Ballet of blood and guts: A rundown of ‘Suspiria”s best bits
Gorehounds, rejoice! The upcoming Suspiria remake (slated for release in the fall) is shaping up to be a very nasty surprise indeed. Exclusive footage – screened at CinemaCon by Italian director Luca Guadagnino (Call Me by Your Name) – had the audience “looking away in horror”. The sequence reportedly showed unwitting heroine Susie Bannion (Dakota Johnson) practicing a ballet routine, cross-cut with gruesome images of another young woman being brutally torn apart and mangled until there was nothing left but “a mess of broken bones, urine, spittle, and blood”. Yikes! Now imagine that set to a pulsing score by Radiohead’s Thom Yorke and you’ve got a Suspiria resurrected for the 21st century.
These reports of ridiculously OTT levels of violence have got us thinking about what made the original 1977 shocker so memorable: jaw-dropping, almost hallucinatory set pieces, with a garish color palette straight out of your nightmares; death scenes that are visceral and extravagant; and an ever-mounting body count pounded out to a trippy, out-of-this-world score.
It had all the makings of a cult classic, and it was headed by another Italian horror maestro Dario Argento, who directed and co-wrote Suspiria with his then-partner Daria Nicolodi. The movie tells the supernatural tale of an American ballet student (Jessica Harper, who will appear somewhere in the remake) arriving at a prestigious German academy as a bloody murder takes place. Soon the bodies are piling up, all kinds of crazy shit is going on, and it’s up to her to unravel the school’s horrible secrets.
In anticipation of Guadagnino’s bone-crunching remake, let’s take a look at some of the best moments from the OG Suspiria and ask: how could they possibly be topped?
In the film’s opening moments, we follow Suzy as she touches down in Germany and makes her way out of the airport. With a crash of thunder and the introduction of Goblin’s heart-pounding score, the doors slide open and she’s swept out like Dorothy into a deafening storm. She hails a cab, and that’s when it starts to have the disorienting feeling of slipping into a nightmare – the pouring rain, the swirling red & yellow lights, the taxi driver who can’t understand her, and was that a girl running through the woods in the middle of the night?
Death by razor wire
A student named Sarah is trapped in the school’s attic, pursued by an unknown assailant. She’s caught in an intricate, pulsating web of color with the killer closing in. Then she sees it – her chance to escape. She climbs up onto some rickety storage boxes and squeezes herself through a small window, dropping suddenly into a dark room piled high with coils of razor wire. But this ain’t Saw; thankfully for poor Sarah, a mysterious black-gloved hand (a definite nod to Argento’s earlier giallo movies) appears to slice her throat open and put an end to all the suffering. Nothing about a room full of razor wire makes a lot of sense, but that’s one of the reasons it’s so effective – it’s absolutely batshit.

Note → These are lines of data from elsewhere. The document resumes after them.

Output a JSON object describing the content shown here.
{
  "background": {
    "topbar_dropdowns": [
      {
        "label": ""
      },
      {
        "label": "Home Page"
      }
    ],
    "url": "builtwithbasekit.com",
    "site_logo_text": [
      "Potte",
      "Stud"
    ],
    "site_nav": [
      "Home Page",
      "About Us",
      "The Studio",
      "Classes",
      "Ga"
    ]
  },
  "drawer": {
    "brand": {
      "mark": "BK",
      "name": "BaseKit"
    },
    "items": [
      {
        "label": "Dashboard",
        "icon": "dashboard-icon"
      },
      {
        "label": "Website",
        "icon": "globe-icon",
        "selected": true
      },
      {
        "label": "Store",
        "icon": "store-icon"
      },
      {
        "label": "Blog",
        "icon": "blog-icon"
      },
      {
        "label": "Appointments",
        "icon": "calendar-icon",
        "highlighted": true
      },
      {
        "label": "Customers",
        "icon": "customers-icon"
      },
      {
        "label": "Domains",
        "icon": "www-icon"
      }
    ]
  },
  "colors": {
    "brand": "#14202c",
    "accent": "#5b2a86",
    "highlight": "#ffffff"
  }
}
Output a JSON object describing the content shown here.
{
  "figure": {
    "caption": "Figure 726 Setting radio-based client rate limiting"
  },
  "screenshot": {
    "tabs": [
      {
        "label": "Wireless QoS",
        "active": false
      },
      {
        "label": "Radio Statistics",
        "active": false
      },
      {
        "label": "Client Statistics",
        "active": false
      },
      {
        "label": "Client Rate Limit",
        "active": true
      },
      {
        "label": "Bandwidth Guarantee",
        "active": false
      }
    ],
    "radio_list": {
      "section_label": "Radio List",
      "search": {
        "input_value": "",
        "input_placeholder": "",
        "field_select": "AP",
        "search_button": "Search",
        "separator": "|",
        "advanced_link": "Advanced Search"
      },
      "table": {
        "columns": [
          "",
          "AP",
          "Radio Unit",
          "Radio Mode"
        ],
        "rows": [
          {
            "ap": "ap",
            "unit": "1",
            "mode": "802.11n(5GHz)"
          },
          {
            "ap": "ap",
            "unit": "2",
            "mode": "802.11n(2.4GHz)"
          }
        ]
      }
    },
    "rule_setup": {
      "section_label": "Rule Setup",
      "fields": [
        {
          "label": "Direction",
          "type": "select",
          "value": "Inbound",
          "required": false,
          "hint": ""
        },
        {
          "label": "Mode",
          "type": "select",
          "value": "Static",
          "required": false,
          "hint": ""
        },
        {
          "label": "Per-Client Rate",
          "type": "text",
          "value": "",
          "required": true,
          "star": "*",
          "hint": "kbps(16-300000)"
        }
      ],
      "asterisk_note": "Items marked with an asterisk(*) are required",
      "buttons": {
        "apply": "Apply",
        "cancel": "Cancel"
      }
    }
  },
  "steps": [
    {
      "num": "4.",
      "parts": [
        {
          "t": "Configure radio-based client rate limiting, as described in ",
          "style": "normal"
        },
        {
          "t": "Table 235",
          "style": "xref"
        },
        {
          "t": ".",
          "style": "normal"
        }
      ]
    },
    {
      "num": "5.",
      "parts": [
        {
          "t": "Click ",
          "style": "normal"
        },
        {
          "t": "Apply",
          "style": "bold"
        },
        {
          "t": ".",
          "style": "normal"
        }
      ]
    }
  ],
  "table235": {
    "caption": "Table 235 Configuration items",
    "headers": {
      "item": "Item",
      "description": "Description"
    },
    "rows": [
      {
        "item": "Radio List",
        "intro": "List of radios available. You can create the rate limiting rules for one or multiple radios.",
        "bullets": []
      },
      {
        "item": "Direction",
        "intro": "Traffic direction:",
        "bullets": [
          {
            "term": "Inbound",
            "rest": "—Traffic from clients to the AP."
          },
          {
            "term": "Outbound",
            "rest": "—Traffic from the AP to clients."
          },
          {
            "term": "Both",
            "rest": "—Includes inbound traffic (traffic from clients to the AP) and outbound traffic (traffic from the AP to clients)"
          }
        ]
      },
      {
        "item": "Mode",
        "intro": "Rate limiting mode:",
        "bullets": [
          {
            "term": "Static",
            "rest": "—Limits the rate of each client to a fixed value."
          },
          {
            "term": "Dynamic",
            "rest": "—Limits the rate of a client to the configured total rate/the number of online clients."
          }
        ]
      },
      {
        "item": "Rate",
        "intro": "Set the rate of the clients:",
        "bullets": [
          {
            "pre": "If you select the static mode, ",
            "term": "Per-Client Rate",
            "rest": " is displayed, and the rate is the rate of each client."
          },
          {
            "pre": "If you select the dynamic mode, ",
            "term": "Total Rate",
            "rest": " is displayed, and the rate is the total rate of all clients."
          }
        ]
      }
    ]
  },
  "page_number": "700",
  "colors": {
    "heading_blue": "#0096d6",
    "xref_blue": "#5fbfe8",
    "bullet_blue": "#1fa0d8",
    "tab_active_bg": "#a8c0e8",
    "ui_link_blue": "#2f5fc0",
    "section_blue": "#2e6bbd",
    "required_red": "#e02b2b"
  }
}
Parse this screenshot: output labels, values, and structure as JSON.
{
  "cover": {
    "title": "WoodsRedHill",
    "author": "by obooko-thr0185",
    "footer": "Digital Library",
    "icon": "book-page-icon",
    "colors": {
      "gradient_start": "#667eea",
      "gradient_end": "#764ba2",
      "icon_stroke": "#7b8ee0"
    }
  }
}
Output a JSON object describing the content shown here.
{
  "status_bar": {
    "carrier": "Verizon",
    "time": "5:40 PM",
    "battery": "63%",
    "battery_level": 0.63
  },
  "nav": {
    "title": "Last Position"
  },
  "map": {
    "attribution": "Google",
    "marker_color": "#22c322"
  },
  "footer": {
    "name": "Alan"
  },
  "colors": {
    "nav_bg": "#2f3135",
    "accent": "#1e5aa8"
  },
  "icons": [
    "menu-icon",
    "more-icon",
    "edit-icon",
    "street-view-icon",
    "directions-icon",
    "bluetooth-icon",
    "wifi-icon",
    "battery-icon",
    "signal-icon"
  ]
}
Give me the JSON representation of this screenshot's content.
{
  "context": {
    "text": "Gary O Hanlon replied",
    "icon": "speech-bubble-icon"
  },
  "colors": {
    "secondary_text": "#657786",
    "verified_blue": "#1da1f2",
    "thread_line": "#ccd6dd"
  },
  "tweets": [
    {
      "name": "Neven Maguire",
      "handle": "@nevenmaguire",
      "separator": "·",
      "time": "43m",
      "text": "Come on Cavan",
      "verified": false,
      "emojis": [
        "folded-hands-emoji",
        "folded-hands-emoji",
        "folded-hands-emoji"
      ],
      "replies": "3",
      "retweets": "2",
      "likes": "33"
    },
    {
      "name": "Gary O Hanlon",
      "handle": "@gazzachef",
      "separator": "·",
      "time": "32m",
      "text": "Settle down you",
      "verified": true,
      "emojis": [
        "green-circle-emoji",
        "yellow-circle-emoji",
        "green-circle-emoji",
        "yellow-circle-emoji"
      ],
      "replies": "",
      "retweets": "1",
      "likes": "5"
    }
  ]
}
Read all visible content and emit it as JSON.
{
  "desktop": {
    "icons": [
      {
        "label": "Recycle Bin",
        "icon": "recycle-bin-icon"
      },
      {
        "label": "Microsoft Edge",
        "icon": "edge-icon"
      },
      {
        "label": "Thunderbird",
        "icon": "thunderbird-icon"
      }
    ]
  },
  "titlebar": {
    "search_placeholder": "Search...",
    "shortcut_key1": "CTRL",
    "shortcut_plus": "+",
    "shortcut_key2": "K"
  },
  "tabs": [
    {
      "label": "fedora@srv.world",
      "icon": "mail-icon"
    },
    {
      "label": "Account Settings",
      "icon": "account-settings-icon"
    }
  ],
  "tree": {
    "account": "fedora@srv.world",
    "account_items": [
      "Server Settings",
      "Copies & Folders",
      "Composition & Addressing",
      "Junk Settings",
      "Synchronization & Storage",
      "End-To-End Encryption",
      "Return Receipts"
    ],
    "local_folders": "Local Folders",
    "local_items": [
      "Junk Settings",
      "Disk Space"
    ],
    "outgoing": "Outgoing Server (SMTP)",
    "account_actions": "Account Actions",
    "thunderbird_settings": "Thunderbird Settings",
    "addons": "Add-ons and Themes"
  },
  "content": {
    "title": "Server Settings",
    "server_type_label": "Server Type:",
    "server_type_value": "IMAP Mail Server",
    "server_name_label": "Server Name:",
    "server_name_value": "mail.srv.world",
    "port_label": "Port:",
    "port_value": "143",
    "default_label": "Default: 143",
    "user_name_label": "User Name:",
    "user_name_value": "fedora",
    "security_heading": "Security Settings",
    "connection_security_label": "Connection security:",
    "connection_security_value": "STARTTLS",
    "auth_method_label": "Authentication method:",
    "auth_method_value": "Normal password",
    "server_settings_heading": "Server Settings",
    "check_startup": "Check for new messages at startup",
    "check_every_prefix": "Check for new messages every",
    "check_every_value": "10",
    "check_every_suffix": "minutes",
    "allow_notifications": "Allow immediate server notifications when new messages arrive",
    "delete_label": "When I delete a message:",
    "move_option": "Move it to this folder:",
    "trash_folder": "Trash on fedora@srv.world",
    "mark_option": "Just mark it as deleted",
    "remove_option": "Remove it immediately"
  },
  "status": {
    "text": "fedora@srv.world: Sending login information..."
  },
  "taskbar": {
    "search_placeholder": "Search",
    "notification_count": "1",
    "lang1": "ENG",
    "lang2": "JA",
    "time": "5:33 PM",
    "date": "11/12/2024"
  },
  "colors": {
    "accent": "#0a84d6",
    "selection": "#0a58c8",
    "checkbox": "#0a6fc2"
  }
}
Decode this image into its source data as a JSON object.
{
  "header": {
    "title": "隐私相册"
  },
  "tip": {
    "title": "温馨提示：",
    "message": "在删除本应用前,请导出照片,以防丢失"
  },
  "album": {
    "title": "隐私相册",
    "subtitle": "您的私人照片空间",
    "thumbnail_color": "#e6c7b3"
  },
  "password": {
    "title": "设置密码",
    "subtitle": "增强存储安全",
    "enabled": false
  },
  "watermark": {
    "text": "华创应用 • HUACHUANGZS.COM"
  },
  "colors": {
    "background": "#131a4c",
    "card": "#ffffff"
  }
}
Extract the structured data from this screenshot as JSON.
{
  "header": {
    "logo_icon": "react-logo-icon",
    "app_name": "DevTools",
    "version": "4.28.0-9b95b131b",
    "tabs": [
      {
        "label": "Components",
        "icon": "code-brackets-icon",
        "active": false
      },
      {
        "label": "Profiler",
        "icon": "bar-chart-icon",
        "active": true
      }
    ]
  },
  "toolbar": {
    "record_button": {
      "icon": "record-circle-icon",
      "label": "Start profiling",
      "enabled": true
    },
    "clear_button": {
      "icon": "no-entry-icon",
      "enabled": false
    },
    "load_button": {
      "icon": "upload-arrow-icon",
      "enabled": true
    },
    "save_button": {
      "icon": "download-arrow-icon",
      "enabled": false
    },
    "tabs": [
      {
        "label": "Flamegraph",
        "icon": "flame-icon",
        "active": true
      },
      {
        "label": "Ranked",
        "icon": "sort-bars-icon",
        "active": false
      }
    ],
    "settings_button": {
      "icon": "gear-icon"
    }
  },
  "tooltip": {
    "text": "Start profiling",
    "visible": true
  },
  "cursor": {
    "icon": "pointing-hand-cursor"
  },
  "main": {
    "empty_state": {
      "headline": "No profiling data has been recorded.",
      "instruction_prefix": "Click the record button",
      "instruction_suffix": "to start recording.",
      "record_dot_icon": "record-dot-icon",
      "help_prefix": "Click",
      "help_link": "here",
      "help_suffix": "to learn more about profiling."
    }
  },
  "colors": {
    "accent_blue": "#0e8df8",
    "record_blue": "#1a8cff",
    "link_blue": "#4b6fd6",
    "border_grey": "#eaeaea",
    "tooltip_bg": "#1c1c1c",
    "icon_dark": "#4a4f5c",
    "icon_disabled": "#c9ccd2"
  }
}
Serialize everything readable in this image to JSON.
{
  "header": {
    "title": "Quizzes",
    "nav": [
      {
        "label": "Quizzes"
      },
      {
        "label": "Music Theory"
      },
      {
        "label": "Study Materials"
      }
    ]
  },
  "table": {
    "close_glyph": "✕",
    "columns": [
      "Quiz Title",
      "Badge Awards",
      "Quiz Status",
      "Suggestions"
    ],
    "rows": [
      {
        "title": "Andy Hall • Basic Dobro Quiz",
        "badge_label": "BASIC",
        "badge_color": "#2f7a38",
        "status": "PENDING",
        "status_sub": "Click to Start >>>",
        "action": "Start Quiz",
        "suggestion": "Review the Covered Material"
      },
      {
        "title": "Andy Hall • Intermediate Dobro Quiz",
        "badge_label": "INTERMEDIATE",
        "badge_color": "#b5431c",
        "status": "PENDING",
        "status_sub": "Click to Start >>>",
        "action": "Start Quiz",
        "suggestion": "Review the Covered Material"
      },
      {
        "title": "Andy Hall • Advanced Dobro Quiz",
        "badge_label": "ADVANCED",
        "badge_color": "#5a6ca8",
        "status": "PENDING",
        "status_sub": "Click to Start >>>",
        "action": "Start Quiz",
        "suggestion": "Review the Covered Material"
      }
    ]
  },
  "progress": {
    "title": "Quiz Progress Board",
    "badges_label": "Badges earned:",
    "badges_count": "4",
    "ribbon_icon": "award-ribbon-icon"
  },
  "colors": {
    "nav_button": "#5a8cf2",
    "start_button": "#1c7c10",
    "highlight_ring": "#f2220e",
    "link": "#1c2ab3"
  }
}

Here’s one of the most memorable scenes, one you might be familiar with even if you haven’t seen it before. Shortly after Suzy’s arrival at the school, another girl is repeatedly stabbed before being disemboweled, hurled through a stained glass ceiling, and hung with an electrical cord. Argento’s camera settles on a pool of blood collecting at her feet, then pans across to a friend impaled by a massive shard of glass. This is ballet school like you’ve never seen it before.
In this scene (emulated by another Italian horror maestro, Lucio Fulci, for 1981’s The Beyond), the school’s blind piano teacher is viciously attacked by his own seeing-eye dog as he stands out in an open square late at night. Argento expertly builds an atmosphere of dread, with his swooping camera and his use of both extreme wide-angles and close-ups.
The killing of Helena Markos
I won’t spoil the ending for you, but it’s as equally unforgettable as the rest of it. Even as you recoil in terror, you can’t help but be amazed by the intricacy of the sets, the colors, the sound design, the score – all of it. It’s a complete horror package. Surreal, nightmarish, and unrelenting, Suspiria has one of our favorite slow-burn reveals in horror history and it’s a flawless ending to this fucked-up fairytale.